With Broccoli 1.0, the Broccoli plugin API is changing.
If you are a Broccoli user wishing to upgrade to Broccoli 1.0, or if you are a plugin author wishing to make your plugin compatible with Broccoli 1.0, then this document is for you.
If you have been directed here from an ember-cli
build error, please see
#374 for details on next steps
to resolve the error.
The old API requires that a plugin implement a .read
or .rebuild
method.
The new API requires that a plugin be a subclass of broccoli-plugin.
Broccoli 0.x can run plugins that use either the old or the new API.
Broccoli 1.x can only run plugins that use the new API. In return, we get new features, such as improved error reporting and being able to control the location of temporary directories, as well as future extensibility.
Along with the API change, we are making two stylistic changes in convention:
We used to call plugin instances "trees", but we now prefer calling them
"nodes" (as in "nodes in the build graph"). We also prefer using explicit
new
to instantiate plugins.
// Old convention:
var outputTree = jshintTree(inputTree);
// New convention:
var outputNode = new JSHinter(inputNode);
Both styles will continue to work, but we'll gradually change code and documentation to follow the new convention.
If you are using Broccoli 0.16.5 or newer right now, set the
BROCCOLI_WARN_READ_API
environment variable to find out whether all your
plugins are compatible with Broccoli 1.0:
BROCCOLI_WARN_READ_API=y broccoli serve
# Or, for Ember CLI users:
BROCCOLI_WARN_READ_API=y ember server
If you get warnings about a plugin using the deprecated .read/.rebuild
API,
try upgrading that plugin to the latest version. If the latest version of a
plugin still isn't compatible, consider opening an issue on its GitHub repo,
or better yet, send a pull request.
If you depend on the "broccoli" package directly, then bump the version spec
in your package.json
like so:
"broccoli": "^1.0.0"
The command-line interface (broccoli serve
and broccoli build
) is still
the same. However, the programmatic API (require('broccoli')
) has changed a
bit. If you are using Broccoli programmatically, refer to
CHANGELOG.md
to see what has changed.
Ember CLI users: Due to the changes in Broccoli's programmatic API, you cannot
use Broccoli 1.0 through the ember
tool until Ember CLI is updated. However,
if you still want to give Broccoli 1.0 a spin right now, try using the
following hack:
npm install broccoli@latest
echo "module.exports = require('./ember-cli-build')();" > Brocfile.js
broccoli serve
Updating your plugin will make it ready for Broccoli 1.x without breaking backwards compatibility with Broccoli 0.x.

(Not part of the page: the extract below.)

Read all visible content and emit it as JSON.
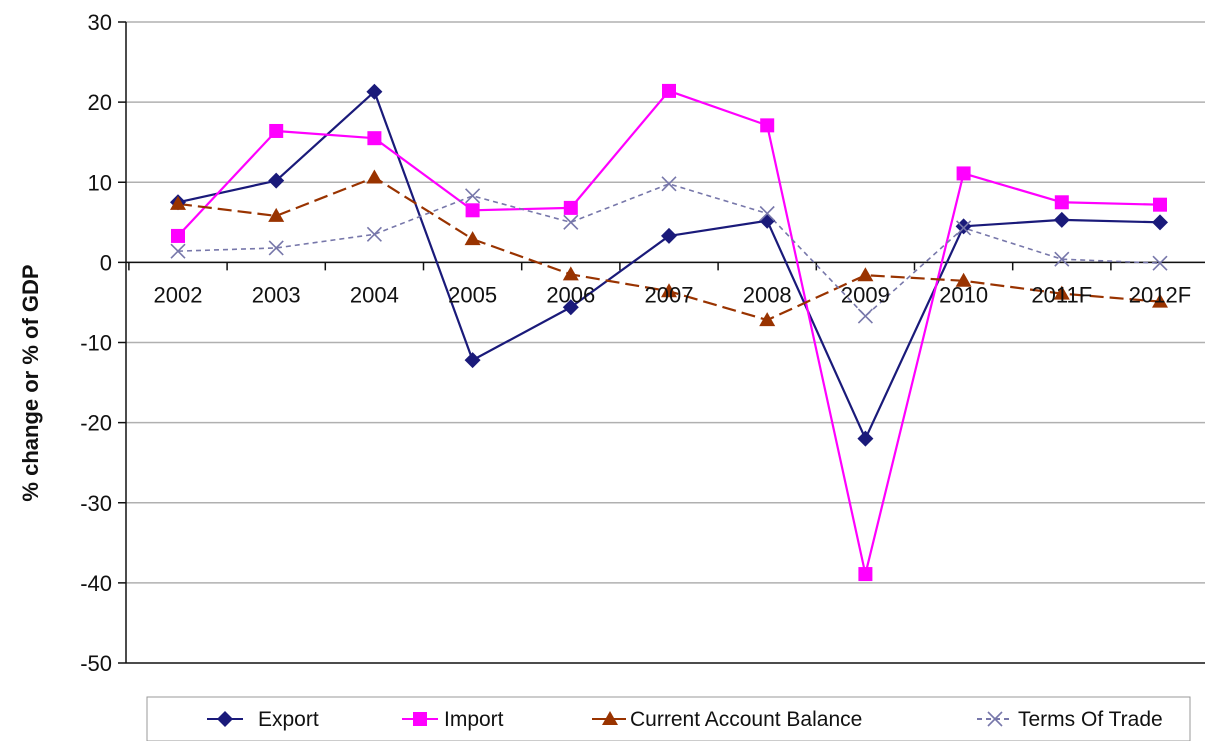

If your plugin subclasses broccoli-filter, upgrade to broccoli-filter 1.0.0 or newer. Be sure to call the base class constructor as detailed in the README; other than that, no changes are needed.
If your plugin subclasses broccoli-caching-writer, upgrade to broccoli-caching-writer 2.0.0.
With version 2.0.0, broccoli-caching-writer's API is a drop-in replacement for
broccoli-plugin. As a result, its API is completely different from
broccoli-caching-writer 0.x/1.x, and your plugin's code will need to be
updated. To do so, it's best to read the
broccoli-plugin README to
familiarize yourself with the new API, while replacing all instances of
Plugin
with CachingWriter
in your plugin code.
As a guide, where you previously implemented
MyPlugin.prototype.updateCache = function(sourcePaths, destPath) {
// Compile from sourcePaths into destPath
}
you'll now want to implement
MyPlugin.prototype.build = function() {
// Compile from this.inputPaths into this.outputPath
}
If you always have exactly one input node, use this.inputPaths[0]
.
If your plugin subclasses
broccoli-writer or implements
.read
or .rebuild
directly without using a baseclass, subclass
broccoli-plugin instead.
If you were using broccoli-writer, your implementation might have looked something like this:
var Writer = require('broccoli-writer');
MyPlugin.prototype = Object.create(Writer.prototype);
MyPlugin.prototype.constructor = MyPlugin;
function MyPlugin(inputTree) {
this.inputTree = inputTree;
}
MyPlugin.prototype.write = function(readTree, destDir) {
readTree(this.inputTree).then(function(srcDir) {
// Build from srcDir to destDir
});
};
With broccoli-plugin, the same plugin might be implemented like this:
var Plugin = require('broccoli-plugin');
MyPlugin.prototype = Object.create(Plugin.prototype);
MyPlugin.prototype.constructor = MyPlugin;
function MyPlugin(inputNode) {
Plugin.call(this, [inputNode]);
}
MyPlugin.prototype.build = function() {
// Build from this.inputPaths[0] to this.outputPath
};
See the broccoli-plugin README for details.